Public contents are in Creative Commons Attribution-ShareAlike 4.0 (CC-BY-SA) and Apache 2.0 unless otherwise noted.

Content is not in something, rather it's licensed under.

Anyway, what does that proposal imply exactly? That all and any public content is dual-licensed? I'd highly recommend not to do that, otherwise you'll need a lawyer for sure.
Does we.phorge.it really blend content and code so much that it justifies dual-licensing?
If not differentiating these two licenses by code versus by other content, then it's unclear if these two are compatible. For a random example, GPLv3 and BY-SA 4.0 are only one-way compatible.
Also, CC licenses apart from CC0 are discouraged for software code due to distribution aspects.

I'd much much rather differentiate by code (Apache License 2.0) and by other content (CC-BY-SA 4.0 international), plus always provide links to these licenses.

Thanks @aklapper, feel free to edit the Task description according to your proposal.

Content is not in something, rather it's licensed under.

OK thanks. FYI in Italian, people can often put random pronouns and it sounds often very OK e.g. "Materiale in licenza" is very frequent here and there. But I will do my best to learn this.
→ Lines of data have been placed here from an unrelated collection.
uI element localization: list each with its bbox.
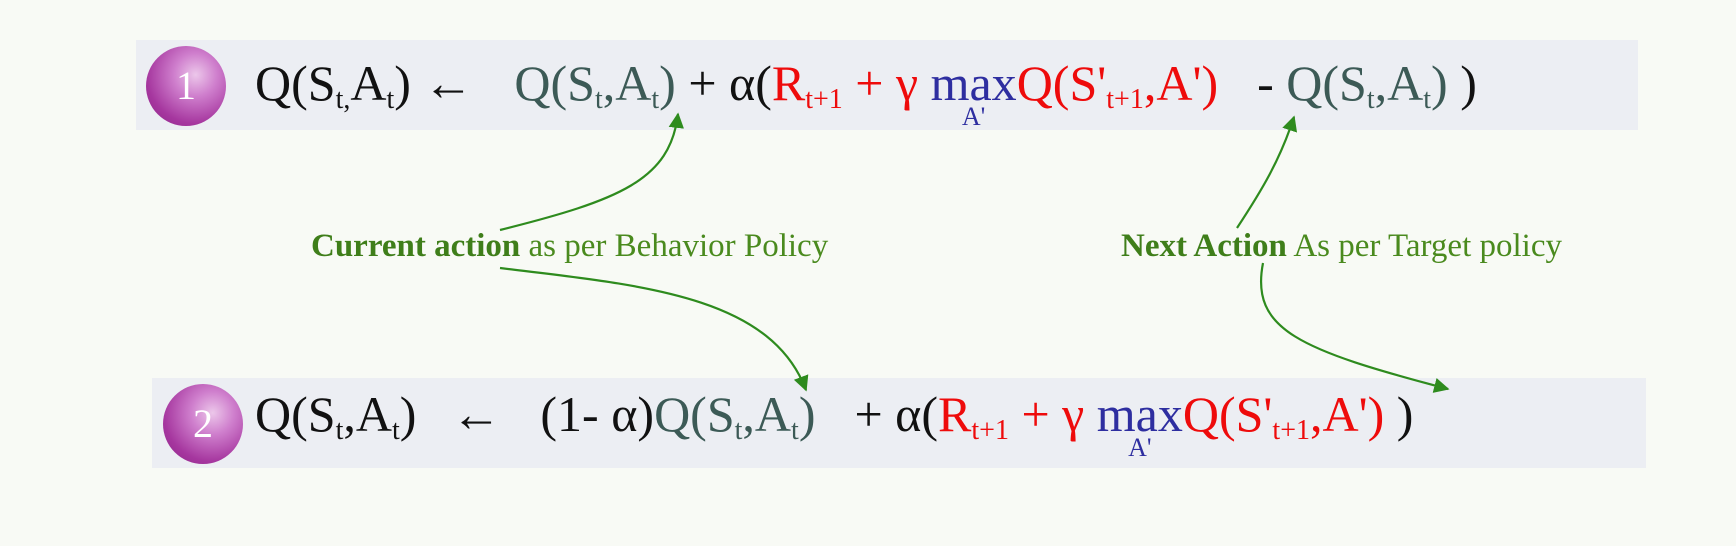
eq2-one-minus-alpha: (1- α) [540, 386, 655, 442]
equation-2-background [152, 378, 1646, 468]
next-action-annotation: Next Action As per Target policy [1121, 228, 1562, 265]
eq2-plus-alpha: + α( [854, 386, 939, 442]
eq2-target-q-term: Q(S't+1,A') [1182, 386, 1385, 446]
equation-1-background [136, 40, 1638, 130]
eq2-reward-term: Rt+1 + γ [938, 386, 1085, 446]
eq2-close-paren: ) [1396, 386, 1414, 442]
arrow-next-action-to-eq1 [1236, 115, 1298, 229]
eq2-max-operator: max A' [1096, 386, 1183, 462]
current-action-label: Current action [311, 228, 521, 264]
eq2-assign-arrow: ← [451, 386, 502, 442]
eq1-target-q-term: Q(S't+1,A') [1016, 55, 1219, 115]
eq1-lhs: Q(St,At) [255, 55, 411, 115]
eq1-max-subscript: A' [961, 102, 986, 131]
eq2-lhs: Q(St,At) [255, 386, 417, 446]
eq1-close-paren: ) [1460, 55, 1477, 111]
eq1-minus: - [1257, 55, 1287, 111]
eq1-reward-term: Rt+1 + γ [771, 55, 919, 115]
equation-1-number-badge: 1 [146, 46, 226, 126]
q-learning-update-equation: Q(St,At) ← Q(St,At) + α(Rt+1 + γ max A' Q(… [255, 54, 1477, 131]
next-action-description: As per Target policy [1286, 228, 1562, 264]
eq1-assign-arrow: ← [423, 55, 474, 111]
eq1-current-q-term: Q(St,At) [514, 55, 676, 115]
current-action-description: as per Behavior Policy [520, 228, 829, 264]
arrow-current-action-to-eq1 [499, 112, 684, 232]
eq1-plus-alpha: + α( [688, 55, 772, 111]
eq2-current-q-term: Q(St,At) [654, 386, 816, 446]
arrow-next-action-to-eq2 [1259, 262, 1450, 393]
equation-2-number-badge: 2 [163, 384, 243, 464]
eq2-max-subscript: A' [1128, 433, 1152, 462]
current-action-annotation: Current action as per Behavior Policy [311, 228, 828, 265]
eq1-max-operator: max A' [930, 55, 1017, 131]
arrow-current-action-to-eq2 [499, 266, 809, 392]
q-learning-alternate-equation: Q(St,At) ← (1- α)Q(St,At) + α(Rt+1 + γ m… [255, 385, 1414, 462]
next-action-label: Next Action [1121, 228, 1287, 264]
eq1-current-q-term-2: Q(St,At) [1286, 55, 1448, 115]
+1 for CC BY-SA 4.0 International for content (text, images, etc) and Apache 2.0 for code.

Updated to reflect some tips from comments. Also added some "Pro / Cons"

Public contents are released in Creative Commons Attribution-ShareAlike 4.0.

This makes me wonder which criteria make something "public" and non-public, why the "Public" was added, and why there is a "release" instead of a "license", and what "released" [does not] mean[s] exactly in legal language (cf. the term "distribute" in GPL2 which was very problematic).

It would also create numerous problems if CC-BY-SA 4.0 was applied to code.

I don't remember but that was an attempt to do not release Passphrase credentials as CC BY-SA 4.0 :D :D

See e.g. https://www.law.cornell.edu/wex/release why to "license under" instead of "release in"

Thanks but I don't know where that typo is, so, feel free to fix

+1 on Content licensed under Creative Commons Attribution-ShareAlike 4.0 (CC-BY-SA) unless otherwise noted; code licensed under Apache 2.0 or other open source licenses.

How to proceed? Getting more Trusted Contributors in to comment?

Yes. I think we should wait for a kind Administrator to implement the first one.

We had 8 months of high-visibility and Unbreak Now! without changes.

+1 on Content licensed under Creative Commons Attribution-ShareAlike 4.0 (CC-BY-SA) unless otherwise noted; code licensed under Apache 2.0 or other open source licenses.

+1

Done.

Is it assumed that using the site will automatically license the user’s content under these, or should there be a line for that?

speck claimed this task.

Good question. Maybe also related to L2.

User content is also content, thus yes.